FTC Issues Refund Checks for Extended Car Warranty Customers
On July 19, 2016, the FTC announced it was issuing $4 million in refunds to 5,970 consumers who were deceived into purchasing spurious extended car warranties from The Dolce Group Worldwide, LLC (“Dolce”), and its owner Fred Khalilian. The FTC’s original complaint, filed in June 2010, alleged that Khalilian and Dolce, doing business as My Car Solutions, offered extended warranties and misled customers to believe that Dolce was affiliated with car dealers and manufacturers. But no customer actually received any extended warranty and customers requesting refunds had hardly any success. The January 2011 court order settling the charges set out a $4.25 million judgment and prohibited the defendants from telemarketing and otherwise making any misrepresentations when selling products or services. The refunds are the near-final step in what has become a more than six year process.
Coca-Cola’s Request to Stay Discovery Goes Flat
On July 19, 2016, Coca-Cola Co. lost its bid to stay discovery pending guidance from the Ninth Circuit in multidistrict litigation accusing the beverage purveyor of advertising that its flagship soda does not include artificial flavors or preservatives although it contains phosphoric acid. Coca-Cola sought to pause discovery while the Ninth Circuit decided three false labeling cases because those cases would resolve several open questions as to class certification in labeling cases that would be on point for class certification proceedings in Coca-Cola’s case. The court rejected this argument, saying that Coca-Cola had already admitted that the Ninth Circuit’s resolution of those cases would not entirely resolve the labeling issues because other consumer protection statutes and common law claims were implicated in the Coca-Cola MDL beyond those to be addressed by the appellate court.
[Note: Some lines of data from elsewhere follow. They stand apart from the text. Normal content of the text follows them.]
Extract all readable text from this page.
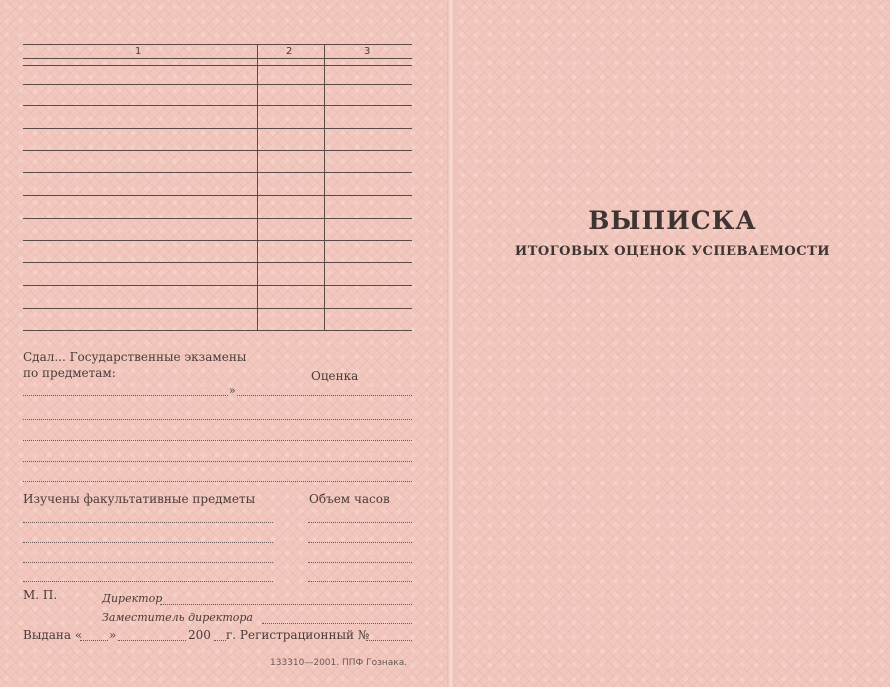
1	2	3
Сдал... Государственные экзамены
по предметам:	Оценка
»
Изучены факультативные предметы	Объем часов
М. П.	Директор
Заместитель директора
Выдана « »	200 г. Регистрационный №
133310—2001. ППФ Гознака.
ВЫПИСКА
ИТОГОВЫХ ОЦЕНОК УСПЕВАЕМОСТИ
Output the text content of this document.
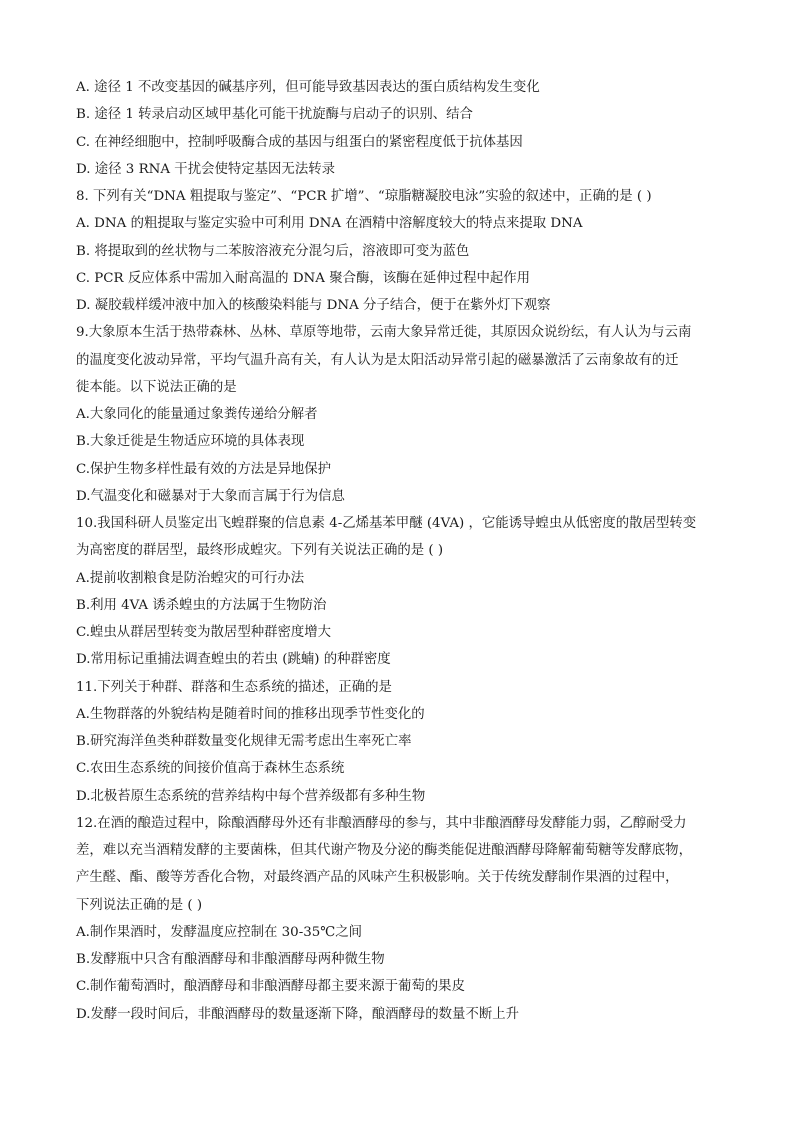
A. 途径 1 不改变基因的碱基序列，但可能导致基因表达的蛋白质结构发生变化
B. 途径 1 转录启动区域甲基化可能干扰旋酶与启动子的识别、结合
C. 在神经细胞中，控制呼吸酶合成的基因与组蛋白的紧密程度低于抗体基因
D. 途径 3 RNA 干扰会使特定基因无法转录
8. 下列有关“DNA 粗提取与鉴定”、“PCR 扩增”、“琼脂糖凝胶电泳”实验的叙述中，正确的是 ( )
A. DNA 的粗提取与鉴定实验中可利用 DNA 在酒精中溶解度较大的特点来提取 DNA
B. 将提取到的丝状物与二苯胺溶液充分混匀后，溶液即可变为蓝色
C. PCR 反应体系中需加入耐高温的 DNA 聚合酶，该酶在延伸过程中起作用
D. 凝胶载样缓冲液中加入的核酸染料能与 DNA 分子结合，便于在紫外灯下观察
9.大象原本生活于热带森林、丛林、草原等地带，云南大象异常迁徙，其原因众说纷纭，有人认为与云南
的温度变化波动异常，平均气温升高有关，有人认为是太阳活动异常引起的磁暴激活了云南象故有的迁
徙本能。以下说法正确的是
A.大象同化的能量通过象粪传递给分解者
B.大象迁徙是生物适应环境的具体表现
C.保护生物多样性最有效的方法是异地保护
D.气温变化和磁暴对于大象而言属于行为信息
10.我国科研人员鉴定出飞蝗群聚的信息素 4-乙烯基苯甲醚 (4VA) ，它能诱导蝗虫从低密度的散居型转变
为高密度的群居型，最终形成蝗灾。下列有关说法正确的是 ( )
A.提前收割粮食是防治蝗灾的可行办法
B.利用 4VA 诱杀蝗虫的方法属于生物防治
C.蝗虫从群居型转变为散居型种群密度增大
D.常用标记重捕法调查蝗虫的若虫 (跳蝻) 的种群密度
11.下列关于种群、群落和生态系统的描述，正确的是
A.生物群落的外貌结构是随着时间的推移出现季节性变化的
B.研究海洋鱼类种群数量变化规律无需考虑出生率死亡率
C.农田生态系统的间接价值高于森林生态系统
D.北极苔原生态系统的营养结构中每个营养级都有多种生物
12.在酒的酿造过程中，除酿酒酵母外还有非酿酒酵母的参与，其中非酿酒酵母发酵能力弱，乙醇耐受力
差，难以充当酒精发酵的主要菌株，但其代谢产物及分泌的酶类能促进酿酒酵母降解葡萄糖等发酵底物，
产生醛、酯、酸等芳香化合物，对最终酒产品的风味产生积极影响。关于传统发酵制作果酒的过程中，
下列说法正确的是 ( )
A.制作果酒时，发酵温度应控制在 30-35℃之间
B.发酵瓶中只含有酿酒酵母和非酿酒酵母两种微生物
C.制作葡萄酒时，酿酒酵母和非酿酒酵母都主要来源于葡萄的果皮
D.发酵一段时间后，非酿酒酵母的数量逐渐下降，酿酒酵母的数量不断上升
NAD Recommends Bevel Brand Shave Down Razor Bump Claims
On July 19, 2016, the National Advertising Division (“NAD”) recommended that Walker & Company Brands modify or discontinue certain single-blade razor ad claims suggesting its razors could reduce razor bumps caused by pseudofolliculitis barbae. Gillette Company challenged Walker’s Bevel Brand’s claims that multi-blade razors were the reason some people get razor bumps. The NAD determined Walker could continue to say that its single-blade system was “specifically designed to help reduce and prevent razor bumps and irritation.” The NAD found that there was evidence that a single-blade system was less likely to cause razor bumps, but that it was not sufficient to allow Walker to claim that it was “clinically proven,” and so the NAD recommended that such claims be discontinued.